If you were to visit the beautiful lakeside town of Omi Hachiman in gorgeous Shiga prefecture, you might notice that much of the architecture is not very Japanese. It might look very different. That is because many residential areas, government buildings, and over 1,000 different buildings and houses were built by an untrained American missionary from a small town in rural Kansas: William Merrell Vories.
William was born in Kansas on October 28th, 1880. In 1904 he graduated from Colorado Collage with the hope to train further and become an architect, but life got in the way. A consistently religious man with strong convictions, William made the decision to become a missionary in Japan. So he traveled to Japan to teach English and Christianity. In 1905, he moved to Omi Hachiman and began teaching. He became well acquainted with many of the local officials and in 1908 he was asked to do an inspection on the Kyoto YMCA office. After this, he realized that he could finally achieve his dream of becoming an architect.
He opened his own architecture firm. Through his connections with the YMCA, he was able to meet many ex-pats and Japanese who gave him plenty of work. He designed houses, schools, hospitals, churches, and YMCA facilities. He came to be a person of some renown in the Omi area. He met with Suenori Hitotsunagari, a local leader, who introduced William to his daughter, Makiko. William and Makiko were later married in 1917.
Not giving up on the missionary spirit that brought him to Japan in the first place, William opened the Omi mission in 1918. He continued his missionary work. He also established the Omi Sales Company in 1920. Through this company, he introduced the lip ointment mentholatum to Japan (so next time you use lip balm in Japan, say a special thank you to William). He used these funds to support the Omi Mission.
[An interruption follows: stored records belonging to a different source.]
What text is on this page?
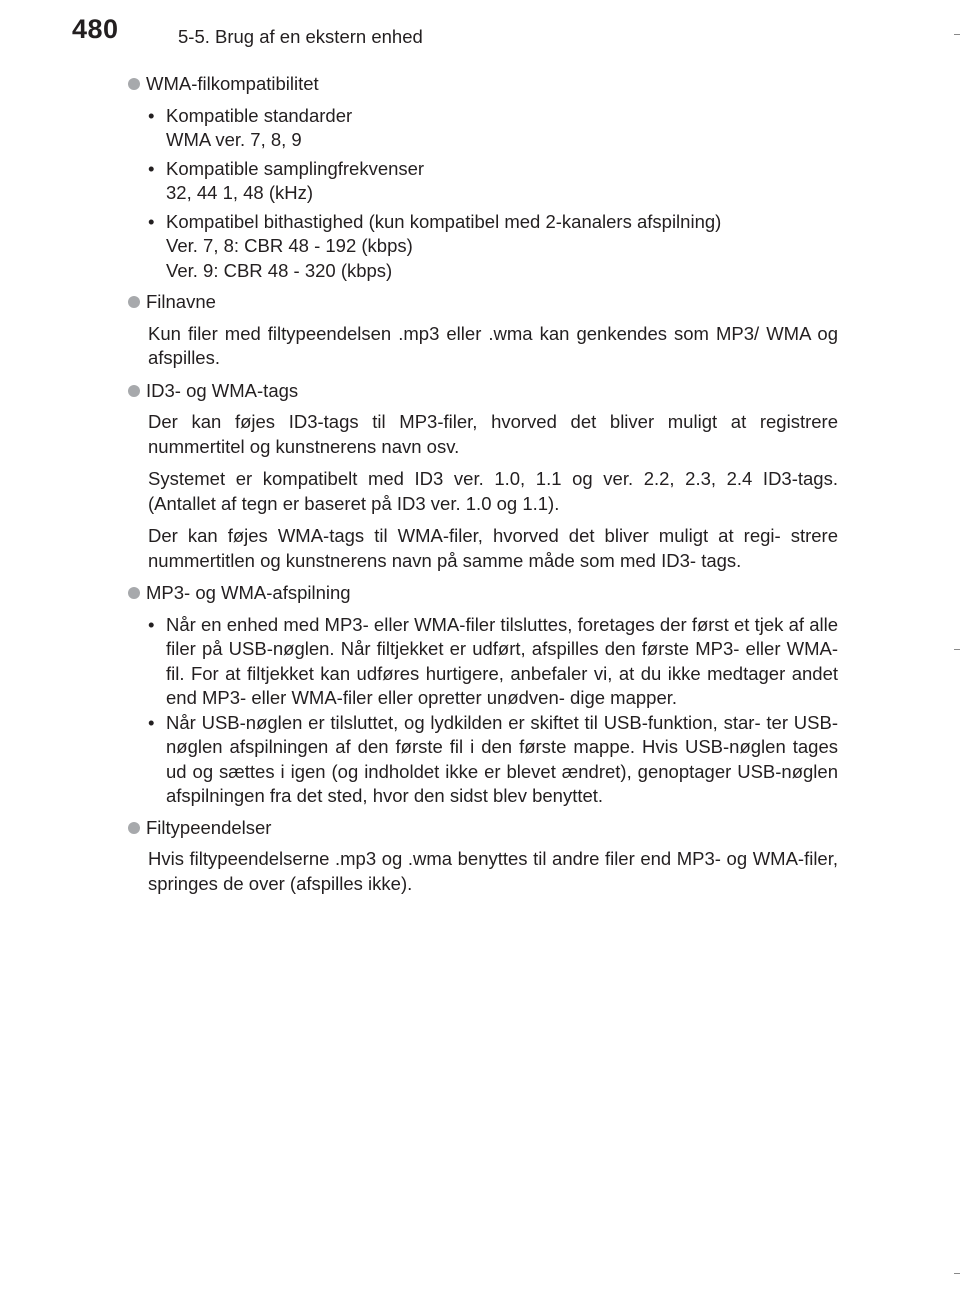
480	5-5. Brug af en ekstern enhed
WMA-filkompatibilitet
• Kompatible standarder
WMA ver. 7, 8, 9
• Kompatible samplingfrekvenser
32, 44 1, 48 (kHz)
• Kompatibel bithastighed (kun kompatibel med 2-kanalers afspilning)
Ver. 7, 8: CBR 48 - 192 (kbps)
Ver. 9: CBR 48 - 320 (kbps)
Filnavne

Kun filer med filtypeendelsen .mp3 eller .wma kan genkendes som MP3/ WMA og afspilles.

ID3- og WMA-tags

Der kan føjes ID3-tags til MP3-filer, hvorved det bliver muligt at registrere nummertitel og kunstnerens navn osv.

Systemet er kompatibelt med ID3 ver. 1.0, 1.1 og ver. 2.2, 2.3, 2.4 ID3-tags. (Antallet af tegn er baseret på ID3 ver. 1.0 og 1.1).

Der kan føjes WMA-tags til WMA-filer, hvorved det bliver muligt at regi- strere nummertitlen og kunstnerens navn på samme måde som med ID3- tags.

MP3- og WMA-afspilning
• Når en enhed med MP3- eller WMA-filer tilsluttes, foretages der først et tjek af alle filer på USB-nøglen. Når filtjekket er udført, afspilles den første MP3- eller WMA-fil. For at filtjekket kan udføres hurtigere, anbefaler vi, at du ikke medtager andet end MP3- eller WMA-filer eller opretter unødven- dige mapper.
• Når USB-nøglen er tilsluttet, og lydkilden er skiftet til USB-funktion, star- ter USB-nøglen afspilningen af den første fil i den første mappe. Hvis USB-nøglen tages ud og sættes i igen (og indholdet ikke er blevet ændret), genoptager USB-nøglen afspilningen fra det sted, hvor den sidst blev benyttet.
Filtypeendelser

Hvis filtypeendelserne .mp3 og .wma benyttes til andre filer end MP3- og WMA-filer, springes de over (afspilles ikke).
Throughout the 1930s a drift grew between William’s birth country of America and his adopted country of Japan. When war finally broke out in 1941, William made a rather controversial decision. He became a naturalized Japanese citizen. There are many different reasons he might have done this. When any 2 countries are at war they have the tendency to see any people from the opposing country in their own as third-columnists and possible threats. So, becoming a Japanese citizen and taking his wife’s name might have been necessary to protect his businesses and his mission.
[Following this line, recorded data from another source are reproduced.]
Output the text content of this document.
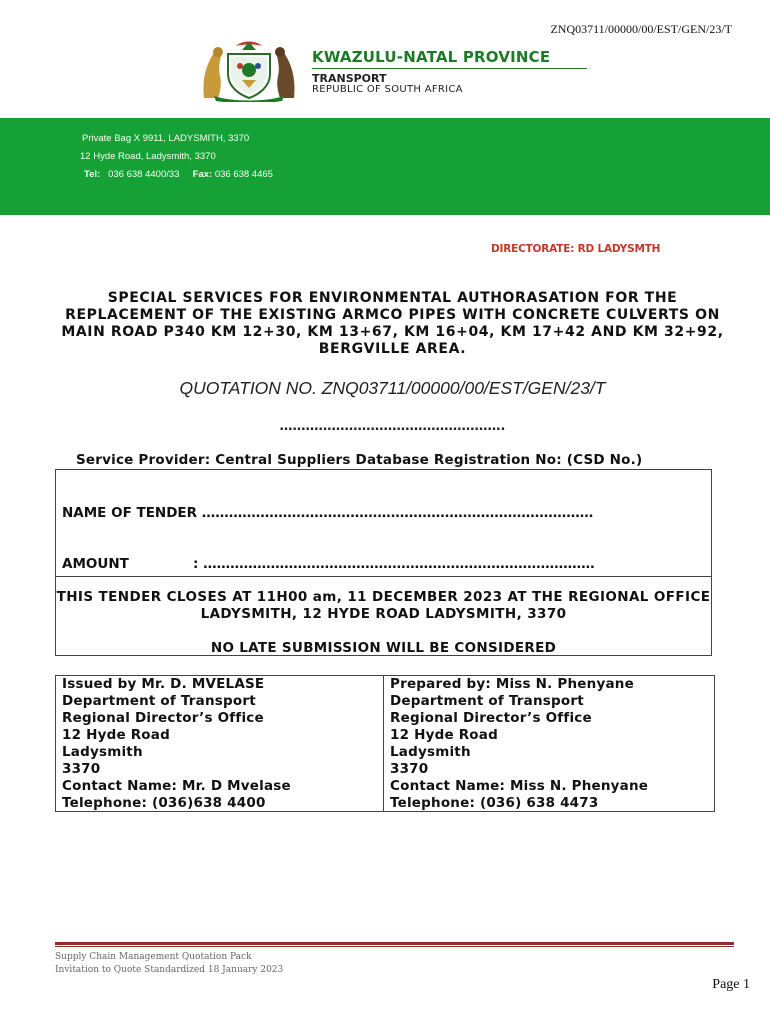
ZNQ03711/00000/00/EST/GEN/23/T
KWAZULU-NATAL PROVINCE
TRANSPORT
REPUBLIC OF SOUTH AFRICA
Private Bag X 9911, LADYSMITH, 3370
12 Hyde Road, Ladysmith, 3370
Tel: 036 638 4400/33 Fax: 036 638 4465
DIRECTORATE: RD LADYSMTH
SPECIAL SERVICES FOR ENVIRONMENTAL AUTHORASATION FOR THE REPLACEMENT OF THE EXISTING ARMCO PIPES WITH CONCRETE CULVERTS ON MAIN ROAD P340 KM 12+30, KM 13+67, KM 16+04, KM 17+42 AND KM 32+92, BERGVILLE AREA.
QUOTATION NO. ZNQ03711/00000/00/EST/GEN/23/T
…………………………………………….
Service Provider: Central Suppliers Database Registration No: (CSD No.)
NAME OF TENDER ……………………………………………………………………………
AMOUNT	: ……………………………………………………………………………
THIS TENDER CLOSES AT 11H00 am, 11 DECEMBER 2023 AT THE REGIONAL OFFICE LADYSMITH, 12 HYDE ROAD LADYSMITH, 3370
NO LATE SUBMISSION WILL BE CONSIDERED
Issued by Mr. D. MVELASE
Department of Transport
Regional Director’s Office
12 Hyde Road
Ladysmith
3370
Contact Name: Mr. D Mvelase
Telephone: (036)638 4400
Prepared by: Miss N. Phenyane
Department of Transport
Regional Director’s Office
12 Hyde Road
Ladysmith
3370
Contact Name: Miss N. Phenyane
Telephone: (036) 638 4473
Supply Chain Management Quotation Pack
Invitation to Quote Standardized 18 January 2023
Page 1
William would even play a small role in ending the war. He would help to arrange a meeting between a former Japanese Prime Minister and General MacArthur. He would be able to speak with the Emperor himself, who thanked William for his aid.
In 1957, at the age of 76, William was stricken with a severe hemorrhage and had to return to Omi for treatment. He would spend most of the rest of his life on bedrest and would finally pass away in 1964. After his death, William was awarded Order of the Sacred Treasure 3rd Level. His home is now a museum in his memory.